Entonces una de la línea de
producción pasa a su lado camino de alguna parte como el pegajoso retrete de la
factoría. Se miran de reojo. Cazada mutua. Ella fija, sin echarse atrás, y se
desmarca una sonrisa de película, despacito, a cámara lenta y toda la hostia. Al
pringado le tiemblan las piernas de la sonrisa. Ha sido como un escopetazo de
algo bonito en plena puta cara. Se tambalea en cualquier dimensión de su
persona. Ella se aleja entre la maquinaria. Instintivamente la mira el culo.
Éste no se sabe si sonríe o refunfuña por los vaqueros que lo tapan. Lo único
que se diferencia allí son unas bragas. Según gustos, algunos las preferirán a
la vulgaridad ramplona de un tanga.
A nuestro pobre mierdecilla la sonrisa, tan
cinematográfica (es un asco eso de contextualizar todo a base de películas;
pero es lo que hay…), lo levanta para arriba. Otra sonrisa, esta más ratonil y
disimulada, se le esclarece al memo. Irradia felicidad pura, efímera,
momentánea. Una emoción contenida a oleadas, amor destilado. Las siguientes
cajas de manzanas las empaqueta en un instante. Como las cosas no pueden, ni
deben, ser perfectas, en todas cuela piezas malas, con golpes y con pequeños
puntos de podredumbre. Los jefes, quizás perezosos para controlarlo, quizás
conscientes del porqué, pasan por alto las taras. Camufladas en el palé, sus
cajas de mala calidad van adelante.
Las dos horas siguientes el moñas se
las pega pensando en la nada, admirando al grupo de mujeres al que pertenece la
de la sonrisa. Son unas morillas que cada mañana cogen una furgoneta, se meten
nueve horas bregando como mulas y en ningún momento pierden la vitalidad, la
alegría. Son tías raciales, orgullosas, fuertes, hermosas en un sentido
esencial. Por supuesto, están fuera de cualquier alcance o intentona. Eso las
termina de perfilar.
Pese a todo, asumiendo sus riesgos,
juegan con los pelanas (y sus corazones de babuino), los descamisados que
gastan el sudor y el tiempo en la fábrica. Coquetean y sonríen, tontean y se
dejan admirar por instinto. Sin que nadie se empane de ello, su vida
contagiosa, como una puta peste, sostiene sobre sus espaldas la cotidiana pelea
contra la desesperación del sitio. Heroicas, sin premio, automáticamente se
convierten en diosas cuando consigues desentrañar su papel como Atlas y te
dejas salpicar por su espíritu. Esta puta gallarda mental se casca en el último
tramo de la jornada, evocando la sonrisa.

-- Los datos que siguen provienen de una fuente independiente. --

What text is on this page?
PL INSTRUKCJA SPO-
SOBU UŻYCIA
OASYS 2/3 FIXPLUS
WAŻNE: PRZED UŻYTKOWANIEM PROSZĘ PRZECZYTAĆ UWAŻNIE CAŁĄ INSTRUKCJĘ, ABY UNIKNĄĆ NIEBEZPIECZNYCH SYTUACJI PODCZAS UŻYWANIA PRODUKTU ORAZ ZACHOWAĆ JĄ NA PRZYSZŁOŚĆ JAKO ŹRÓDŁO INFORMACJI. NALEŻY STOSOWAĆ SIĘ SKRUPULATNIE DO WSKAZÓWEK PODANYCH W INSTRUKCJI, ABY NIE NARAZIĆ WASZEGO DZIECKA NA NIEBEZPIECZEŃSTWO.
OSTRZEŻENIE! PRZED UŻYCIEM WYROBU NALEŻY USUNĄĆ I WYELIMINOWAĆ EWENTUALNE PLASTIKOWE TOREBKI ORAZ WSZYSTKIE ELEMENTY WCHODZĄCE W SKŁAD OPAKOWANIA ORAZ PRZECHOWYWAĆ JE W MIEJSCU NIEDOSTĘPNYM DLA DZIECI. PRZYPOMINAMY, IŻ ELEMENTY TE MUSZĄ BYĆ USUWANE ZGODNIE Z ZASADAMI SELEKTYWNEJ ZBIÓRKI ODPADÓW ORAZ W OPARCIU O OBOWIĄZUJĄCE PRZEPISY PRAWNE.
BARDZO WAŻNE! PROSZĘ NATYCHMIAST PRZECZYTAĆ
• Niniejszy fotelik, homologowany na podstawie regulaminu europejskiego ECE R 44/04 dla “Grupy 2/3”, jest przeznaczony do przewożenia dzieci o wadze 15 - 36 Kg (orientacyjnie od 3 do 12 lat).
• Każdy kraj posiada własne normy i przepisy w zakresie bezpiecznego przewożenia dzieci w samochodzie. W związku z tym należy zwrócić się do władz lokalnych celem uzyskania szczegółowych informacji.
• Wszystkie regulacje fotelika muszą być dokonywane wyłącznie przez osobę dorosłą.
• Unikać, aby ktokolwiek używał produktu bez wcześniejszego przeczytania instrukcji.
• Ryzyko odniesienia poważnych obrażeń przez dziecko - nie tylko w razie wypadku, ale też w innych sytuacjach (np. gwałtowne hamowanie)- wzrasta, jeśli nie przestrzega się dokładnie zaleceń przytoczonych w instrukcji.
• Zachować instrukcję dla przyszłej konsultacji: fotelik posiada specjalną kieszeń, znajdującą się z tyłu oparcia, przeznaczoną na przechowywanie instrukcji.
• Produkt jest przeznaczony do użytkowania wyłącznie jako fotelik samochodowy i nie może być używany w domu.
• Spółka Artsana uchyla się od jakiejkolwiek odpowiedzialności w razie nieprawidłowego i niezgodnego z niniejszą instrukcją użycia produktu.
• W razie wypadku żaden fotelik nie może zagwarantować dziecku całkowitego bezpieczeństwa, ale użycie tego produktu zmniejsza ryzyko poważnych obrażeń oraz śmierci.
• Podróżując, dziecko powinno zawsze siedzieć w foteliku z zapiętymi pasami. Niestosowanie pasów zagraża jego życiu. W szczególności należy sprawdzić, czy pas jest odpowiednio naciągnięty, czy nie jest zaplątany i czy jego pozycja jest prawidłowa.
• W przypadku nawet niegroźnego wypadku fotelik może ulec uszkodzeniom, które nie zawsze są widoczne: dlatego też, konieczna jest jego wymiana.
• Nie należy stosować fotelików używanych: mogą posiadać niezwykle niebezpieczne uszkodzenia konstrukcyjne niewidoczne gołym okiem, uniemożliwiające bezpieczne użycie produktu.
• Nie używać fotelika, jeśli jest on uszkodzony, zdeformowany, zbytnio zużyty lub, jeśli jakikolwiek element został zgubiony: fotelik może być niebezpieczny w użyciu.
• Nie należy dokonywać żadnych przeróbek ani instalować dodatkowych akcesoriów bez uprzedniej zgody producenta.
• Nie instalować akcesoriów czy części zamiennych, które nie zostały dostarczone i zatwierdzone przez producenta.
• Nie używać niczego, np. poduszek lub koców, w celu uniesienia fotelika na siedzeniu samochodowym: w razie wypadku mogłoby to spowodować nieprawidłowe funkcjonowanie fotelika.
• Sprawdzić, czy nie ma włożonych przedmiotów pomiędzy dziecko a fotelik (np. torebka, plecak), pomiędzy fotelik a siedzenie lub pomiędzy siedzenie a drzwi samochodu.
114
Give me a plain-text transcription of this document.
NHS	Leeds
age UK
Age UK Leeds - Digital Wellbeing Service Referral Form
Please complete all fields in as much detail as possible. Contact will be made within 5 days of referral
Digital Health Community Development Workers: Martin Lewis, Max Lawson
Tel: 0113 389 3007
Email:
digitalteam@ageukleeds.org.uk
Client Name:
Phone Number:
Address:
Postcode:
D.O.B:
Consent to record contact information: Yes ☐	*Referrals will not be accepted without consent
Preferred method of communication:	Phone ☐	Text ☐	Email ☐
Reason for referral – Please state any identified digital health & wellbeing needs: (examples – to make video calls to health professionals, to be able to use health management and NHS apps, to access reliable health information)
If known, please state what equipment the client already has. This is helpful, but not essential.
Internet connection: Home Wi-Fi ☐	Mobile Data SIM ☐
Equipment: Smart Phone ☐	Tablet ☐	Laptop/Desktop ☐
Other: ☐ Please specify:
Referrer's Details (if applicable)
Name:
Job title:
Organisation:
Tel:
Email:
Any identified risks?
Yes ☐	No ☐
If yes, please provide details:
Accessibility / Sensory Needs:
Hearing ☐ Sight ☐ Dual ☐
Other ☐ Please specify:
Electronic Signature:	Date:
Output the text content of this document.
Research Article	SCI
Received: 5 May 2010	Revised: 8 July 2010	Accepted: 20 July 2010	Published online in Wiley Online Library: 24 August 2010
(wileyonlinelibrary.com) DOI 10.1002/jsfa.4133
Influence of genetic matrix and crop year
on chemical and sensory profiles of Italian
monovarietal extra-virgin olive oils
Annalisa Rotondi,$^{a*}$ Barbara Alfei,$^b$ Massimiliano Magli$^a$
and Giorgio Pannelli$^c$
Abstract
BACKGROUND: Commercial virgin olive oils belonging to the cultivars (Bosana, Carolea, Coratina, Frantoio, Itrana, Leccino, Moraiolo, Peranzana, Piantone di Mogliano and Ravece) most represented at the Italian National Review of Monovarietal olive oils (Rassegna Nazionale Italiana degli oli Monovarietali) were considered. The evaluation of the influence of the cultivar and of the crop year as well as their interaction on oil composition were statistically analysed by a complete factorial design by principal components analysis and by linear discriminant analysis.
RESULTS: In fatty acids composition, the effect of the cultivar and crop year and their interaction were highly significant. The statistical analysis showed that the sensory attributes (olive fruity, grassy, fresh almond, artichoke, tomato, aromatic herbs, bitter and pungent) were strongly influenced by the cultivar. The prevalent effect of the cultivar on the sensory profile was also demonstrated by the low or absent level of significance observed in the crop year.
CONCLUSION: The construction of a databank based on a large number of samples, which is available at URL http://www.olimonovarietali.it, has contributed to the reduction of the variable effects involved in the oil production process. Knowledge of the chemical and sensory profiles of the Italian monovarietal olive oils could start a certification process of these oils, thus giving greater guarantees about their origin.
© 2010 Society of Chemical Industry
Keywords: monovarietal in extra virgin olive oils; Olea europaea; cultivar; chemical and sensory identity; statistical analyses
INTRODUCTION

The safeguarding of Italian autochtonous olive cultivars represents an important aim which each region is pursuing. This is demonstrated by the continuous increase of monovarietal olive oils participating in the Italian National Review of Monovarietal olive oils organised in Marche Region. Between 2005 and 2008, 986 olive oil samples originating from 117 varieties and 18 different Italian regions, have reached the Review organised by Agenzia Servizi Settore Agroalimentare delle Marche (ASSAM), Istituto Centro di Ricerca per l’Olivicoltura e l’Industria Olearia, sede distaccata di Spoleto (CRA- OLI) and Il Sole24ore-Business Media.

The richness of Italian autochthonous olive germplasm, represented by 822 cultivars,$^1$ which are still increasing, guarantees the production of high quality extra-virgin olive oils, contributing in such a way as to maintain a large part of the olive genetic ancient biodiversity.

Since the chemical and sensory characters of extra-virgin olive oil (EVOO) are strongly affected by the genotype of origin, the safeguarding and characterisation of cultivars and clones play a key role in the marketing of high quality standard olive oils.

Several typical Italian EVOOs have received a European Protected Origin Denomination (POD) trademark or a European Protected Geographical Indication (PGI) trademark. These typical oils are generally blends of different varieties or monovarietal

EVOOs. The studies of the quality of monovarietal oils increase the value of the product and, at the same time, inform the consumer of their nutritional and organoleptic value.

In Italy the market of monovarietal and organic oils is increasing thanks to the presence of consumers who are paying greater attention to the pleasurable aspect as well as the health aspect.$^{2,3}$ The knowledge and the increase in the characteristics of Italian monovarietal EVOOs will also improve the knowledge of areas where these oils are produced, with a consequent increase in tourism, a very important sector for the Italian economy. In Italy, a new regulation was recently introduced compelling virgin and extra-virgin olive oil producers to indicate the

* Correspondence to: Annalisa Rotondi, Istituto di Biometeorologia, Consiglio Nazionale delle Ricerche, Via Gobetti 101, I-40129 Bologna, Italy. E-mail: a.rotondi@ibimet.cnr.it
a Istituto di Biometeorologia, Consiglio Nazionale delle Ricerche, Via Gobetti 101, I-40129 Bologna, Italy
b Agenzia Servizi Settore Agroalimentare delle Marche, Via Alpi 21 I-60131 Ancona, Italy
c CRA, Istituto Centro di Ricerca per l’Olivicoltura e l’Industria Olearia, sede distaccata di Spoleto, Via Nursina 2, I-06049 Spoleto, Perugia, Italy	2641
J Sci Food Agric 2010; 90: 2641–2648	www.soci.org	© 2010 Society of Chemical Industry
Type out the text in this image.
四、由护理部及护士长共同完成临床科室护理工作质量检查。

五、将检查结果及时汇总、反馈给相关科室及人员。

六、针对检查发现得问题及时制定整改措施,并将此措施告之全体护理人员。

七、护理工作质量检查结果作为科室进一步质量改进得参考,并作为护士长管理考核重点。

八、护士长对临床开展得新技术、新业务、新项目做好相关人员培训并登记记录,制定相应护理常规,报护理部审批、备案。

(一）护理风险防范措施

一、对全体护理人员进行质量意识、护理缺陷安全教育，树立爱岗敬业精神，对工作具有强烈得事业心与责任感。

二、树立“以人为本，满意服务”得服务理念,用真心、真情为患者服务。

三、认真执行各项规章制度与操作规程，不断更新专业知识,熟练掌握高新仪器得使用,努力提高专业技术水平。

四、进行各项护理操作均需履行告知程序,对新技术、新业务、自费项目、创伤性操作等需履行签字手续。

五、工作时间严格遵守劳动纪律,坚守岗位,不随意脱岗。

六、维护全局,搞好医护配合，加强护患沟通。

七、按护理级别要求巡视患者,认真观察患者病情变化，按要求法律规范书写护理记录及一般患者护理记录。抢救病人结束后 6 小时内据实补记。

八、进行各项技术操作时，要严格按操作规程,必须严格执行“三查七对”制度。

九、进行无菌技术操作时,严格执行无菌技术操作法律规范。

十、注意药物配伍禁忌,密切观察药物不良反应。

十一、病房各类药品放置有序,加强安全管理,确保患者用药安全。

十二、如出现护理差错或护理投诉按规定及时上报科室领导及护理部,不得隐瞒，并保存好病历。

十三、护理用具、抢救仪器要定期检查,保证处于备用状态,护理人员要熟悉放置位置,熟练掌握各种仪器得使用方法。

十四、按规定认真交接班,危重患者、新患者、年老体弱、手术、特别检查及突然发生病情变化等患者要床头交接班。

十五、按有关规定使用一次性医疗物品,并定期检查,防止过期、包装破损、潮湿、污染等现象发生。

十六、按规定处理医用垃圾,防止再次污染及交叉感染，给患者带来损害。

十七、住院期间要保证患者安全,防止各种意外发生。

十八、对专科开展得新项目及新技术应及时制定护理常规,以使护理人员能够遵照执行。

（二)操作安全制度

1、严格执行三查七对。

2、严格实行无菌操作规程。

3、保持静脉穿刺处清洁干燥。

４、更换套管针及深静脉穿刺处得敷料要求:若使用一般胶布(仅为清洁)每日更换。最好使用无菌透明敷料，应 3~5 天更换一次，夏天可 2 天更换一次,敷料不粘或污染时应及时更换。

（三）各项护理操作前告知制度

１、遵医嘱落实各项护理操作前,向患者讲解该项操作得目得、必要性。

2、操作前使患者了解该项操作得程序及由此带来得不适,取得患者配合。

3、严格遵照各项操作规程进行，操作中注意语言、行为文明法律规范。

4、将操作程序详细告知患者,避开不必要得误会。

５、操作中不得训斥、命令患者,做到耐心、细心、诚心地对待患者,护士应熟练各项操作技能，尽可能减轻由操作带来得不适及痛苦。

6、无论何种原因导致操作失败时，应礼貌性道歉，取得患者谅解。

A la salida, desde un tramo de
escalera que conduce a la puerta, la mira el culo por última vez. Entonces se
le ocurre. Ve con claridad prodigiosa la simbología de los patriarcas bíblicos
¿Qué hay mejor que conseguir una de esas mujeres, montar una tienda de campaña
en desierto, criar cuatro cabras y pasarse la vida disfrutando, teniendo un
montón de chiquillos, discutiendo con ella día si y día también, ser feliz
absolutamente y palmarla al cabo? Esa es la perfección, el pleno. Esas son, o
deberían ser, las mujeres de verdad.